The content is owned, but not the name.  Copyrighting your page is
protection for people mirroring your page without your permission.  If you
were to sue someone for trademark infringement you would have to show that
you were using the name before they were.  But I'm not sure you can even
do that if you aren't using the name in "trade"- i.e. to make money
yourself.

If it's not too late, it's a good idea to try to establish friendly
contact with the unios.org group and work things out. 

> > Where does it say it is not open source?  Maybe you assumed it because
> > there wasn't any source linked on the page?
> 
> I've not seen many commercial ventures that choose opensource as the model of
> development.  They are commercial, and thus very likely to not be opensource. 
> Not that it matters either way.  They are using the name for commercial
> purposes, which irks me.  

I didn't see any mention of that either.

> I imagine in your case, something like Microsoft Tunes (all the ideas of
> tunes at $950 copy + $150 per machine that connects to it) would probably irk
> you, and fare a bit.  Especially if they "borrowed" the ideas and then applied
> some sweeping IP on them, then told you, that you couldn't use the names or the
> ideas unless you paid them.
> 
> Maybe it's jumping the gun, but I felt this should be dealt with sooner than
> later (later as in, when they have a real product and their laywers e-mail and
> tell us we can't use the name anymore).
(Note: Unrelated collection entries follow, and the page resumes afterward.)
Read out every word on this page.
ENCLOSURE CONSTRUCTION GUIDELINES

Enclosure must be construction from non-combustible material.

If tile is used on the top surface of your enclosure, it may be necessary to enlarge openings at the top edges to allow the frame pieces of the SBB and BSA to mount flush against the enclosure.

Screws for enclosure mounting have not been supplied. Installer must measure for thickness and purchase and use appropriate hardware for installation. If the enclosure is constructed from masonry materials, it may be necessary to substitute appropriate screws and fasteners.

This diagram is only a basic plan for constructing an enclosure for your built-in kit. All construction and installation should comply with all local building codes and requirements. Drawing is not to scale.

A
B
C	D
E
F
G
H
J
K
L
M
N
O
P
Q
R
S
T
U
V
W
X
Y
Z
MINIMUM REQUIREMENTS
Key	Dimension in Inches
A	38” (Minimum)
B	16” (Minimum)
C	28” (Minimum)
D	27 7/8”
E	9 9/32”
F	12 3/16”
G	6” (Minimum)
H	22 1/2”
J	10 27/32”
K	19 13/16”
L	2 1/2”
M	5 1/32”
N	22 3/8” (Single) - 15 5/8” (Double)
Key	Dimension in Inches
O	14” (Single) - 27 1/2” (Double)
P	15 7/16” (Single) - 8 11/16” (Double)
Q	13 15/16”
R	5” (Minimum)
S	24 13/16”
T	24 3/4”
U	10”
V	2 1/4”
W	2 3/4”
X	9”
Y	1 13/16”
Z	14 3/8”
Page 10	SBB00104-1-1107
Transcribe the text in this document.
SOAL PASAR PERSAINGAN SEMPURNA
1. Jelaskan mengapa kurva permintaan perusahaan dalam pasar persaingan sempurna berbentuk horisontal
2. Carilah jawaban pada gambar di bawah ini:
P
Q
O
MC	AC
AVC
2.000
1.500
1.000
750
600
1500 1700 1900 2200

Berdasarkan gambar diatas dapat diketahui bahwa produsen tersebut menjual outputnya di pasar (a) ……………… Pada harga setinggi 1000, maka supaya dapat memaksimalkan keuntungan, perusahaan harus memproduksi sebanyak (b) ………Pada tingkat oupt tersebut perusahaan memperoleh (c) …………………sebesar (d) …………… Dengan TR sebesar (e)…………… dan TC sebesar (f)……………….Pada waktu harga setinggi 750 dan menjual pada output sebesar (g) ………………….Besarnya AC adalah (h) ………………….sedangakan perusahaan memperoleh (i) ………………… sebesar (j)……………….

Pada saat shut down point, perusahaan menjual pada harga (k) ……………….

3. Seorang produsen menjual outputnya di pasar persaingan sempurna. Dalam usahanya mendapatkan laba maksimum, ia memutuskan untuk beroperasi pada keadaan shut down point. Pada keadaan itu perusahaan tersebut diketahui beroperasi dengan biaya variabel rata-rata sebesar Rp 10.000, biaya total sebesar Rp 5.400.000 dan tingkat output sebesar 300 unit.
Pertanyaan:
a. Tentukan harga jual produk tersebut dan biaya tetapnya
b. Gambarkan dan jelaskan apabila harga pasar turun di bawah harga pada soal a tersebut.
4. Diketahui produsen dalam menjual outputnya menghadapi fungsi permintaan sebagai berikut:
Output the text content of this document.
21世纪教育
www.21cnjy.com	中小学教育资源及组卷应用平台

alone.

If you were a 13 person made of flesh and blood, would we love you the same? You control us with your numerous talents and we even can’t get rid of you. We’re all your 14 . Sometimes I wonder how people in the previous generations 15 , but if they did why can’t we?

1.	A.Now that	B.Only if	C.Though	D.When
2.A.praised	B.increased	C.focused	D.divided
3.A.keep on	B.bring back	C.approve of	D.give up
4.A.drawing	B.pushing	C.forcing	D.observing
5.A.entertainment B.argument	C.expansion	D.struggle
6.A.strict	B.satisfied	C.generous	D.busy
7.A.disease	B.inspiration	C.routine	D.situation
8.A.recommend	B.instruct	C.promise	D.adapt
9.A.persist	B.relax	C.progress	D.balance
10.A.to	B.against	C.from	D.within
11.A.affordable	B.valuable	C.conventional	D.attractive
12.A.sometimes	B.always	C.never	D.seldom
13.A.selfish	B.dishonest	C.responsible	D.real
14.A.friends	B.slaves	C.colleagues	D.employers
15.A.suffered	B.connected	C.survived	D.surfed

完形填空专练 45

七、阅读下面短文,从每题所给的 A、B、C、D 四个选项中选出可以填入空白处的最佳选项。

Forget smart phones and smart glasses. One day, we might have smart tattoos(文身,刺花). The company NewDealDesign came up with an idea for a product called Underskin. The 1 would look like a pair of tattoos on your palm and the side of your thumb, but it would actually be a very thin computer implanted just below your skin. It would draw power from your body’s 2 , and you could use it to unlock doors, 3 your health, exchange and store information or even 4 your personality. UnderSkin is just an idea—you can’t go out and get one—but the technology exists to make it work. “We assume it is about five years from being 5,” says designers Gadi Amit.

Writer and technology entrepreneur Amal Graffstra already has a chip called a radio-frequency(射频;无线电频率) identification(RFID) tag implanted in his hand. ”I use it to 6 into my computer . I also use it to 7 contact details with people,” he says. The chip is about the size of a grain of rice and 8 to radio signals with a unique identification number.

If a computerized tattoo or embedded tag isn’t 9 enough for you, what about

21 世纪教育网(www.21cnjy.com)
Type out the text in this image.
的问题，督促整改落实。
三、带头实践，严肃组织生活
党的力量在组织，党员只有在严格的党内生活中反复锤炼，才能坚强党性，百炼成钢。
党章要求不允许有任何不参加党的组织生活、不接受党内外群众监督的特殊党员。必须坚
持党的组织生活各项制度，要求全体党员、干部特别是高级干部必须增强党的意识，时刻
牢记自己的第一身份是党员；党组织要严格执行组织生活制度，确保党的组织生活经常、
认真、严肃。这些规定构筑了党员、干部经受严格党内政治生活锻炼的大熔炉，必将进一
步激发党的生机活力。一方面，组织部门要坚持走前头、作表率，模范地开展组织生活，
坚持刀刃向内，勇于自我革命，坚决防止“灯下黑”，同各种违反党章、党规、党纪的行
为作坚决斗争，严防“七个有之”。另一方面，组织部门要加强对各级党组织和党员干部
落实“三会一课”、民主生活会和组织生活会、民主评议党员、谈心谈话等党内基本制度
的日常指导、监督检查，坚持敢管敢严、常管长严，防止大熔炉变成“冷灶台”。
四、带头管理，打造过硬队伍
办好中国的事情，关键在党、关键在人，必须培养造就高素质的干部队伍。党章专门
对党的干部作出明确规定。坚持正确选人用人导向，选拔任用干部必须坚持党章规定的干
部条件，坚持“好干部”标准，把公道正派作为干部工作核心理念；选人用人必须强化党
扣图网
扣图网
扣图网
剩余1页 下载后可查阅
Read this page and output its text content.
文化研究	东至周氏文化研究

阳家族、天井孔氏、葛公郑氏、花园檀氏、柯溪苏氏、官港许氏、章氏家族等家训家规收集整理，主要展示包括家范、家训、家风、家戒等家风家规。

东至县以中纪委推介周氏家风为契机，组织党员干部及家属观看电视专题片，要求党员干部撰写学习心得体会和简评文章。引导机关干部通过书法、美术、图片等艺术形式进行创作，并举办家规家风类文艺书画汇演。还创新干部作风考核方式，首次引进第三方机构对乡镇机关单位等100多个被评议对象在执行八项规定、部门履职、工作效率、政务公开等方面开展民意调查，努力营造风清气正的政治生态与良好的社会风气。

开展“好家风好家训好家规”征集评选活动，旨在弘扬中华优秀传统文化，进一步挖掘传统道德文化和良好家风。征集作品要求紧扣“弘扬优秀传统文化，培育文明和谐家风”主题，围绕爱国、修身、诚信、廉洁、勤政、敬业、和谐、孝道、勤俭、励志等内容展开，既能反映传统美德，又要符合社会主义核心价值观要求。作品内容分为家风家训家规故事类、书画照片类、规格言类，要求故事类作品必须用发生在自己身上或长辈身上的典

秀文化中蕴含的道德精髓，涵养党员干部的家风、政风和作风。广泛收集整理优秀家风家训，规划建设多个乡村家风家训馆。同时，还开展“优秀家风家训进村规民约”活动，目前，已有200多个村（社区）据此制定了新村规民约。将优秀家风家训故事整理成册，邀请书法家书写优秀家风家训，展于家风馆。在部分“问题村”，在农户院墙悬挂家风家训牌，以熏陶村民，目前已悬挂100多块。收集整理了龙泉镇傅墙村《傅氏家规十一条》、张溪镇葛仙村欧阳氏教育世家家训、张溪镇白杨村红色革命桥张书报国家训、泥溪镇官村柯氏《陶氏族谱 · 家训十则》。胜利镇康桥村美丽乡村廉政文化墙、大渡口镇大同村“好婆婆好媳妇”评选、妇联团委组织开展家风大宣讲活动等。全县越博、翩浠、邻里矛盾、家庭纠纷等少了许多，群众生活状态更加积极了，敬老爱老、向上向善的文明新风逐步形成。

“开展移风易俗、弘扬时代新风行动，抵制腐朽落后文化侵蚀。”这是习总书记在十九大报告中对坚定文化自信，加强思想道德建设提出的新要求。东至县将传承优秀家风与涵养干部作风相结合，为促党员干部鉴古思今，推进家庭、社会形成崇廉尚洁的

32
* Try to convince them to join your project instead.
* Change names.
* Ignore the clash and simply make it clear they are different UniOSes.
Sounds silly, right?  There's only supposed to be ONE.  I bet there's more
than just two.  It's a pretty common name.
* Pay them some amount to get the domain from them.  But if they are
commercial- why aren't they using UNIOS.COM??  Anyone know the actual
restrictions on .org domains?

For tunes we already have tunes.org and it's a common english word so
trademark is not likely to hold up.  "Open Source" didn't.

David Manifold <dem@tunes.org>
This message is placed in the public domain.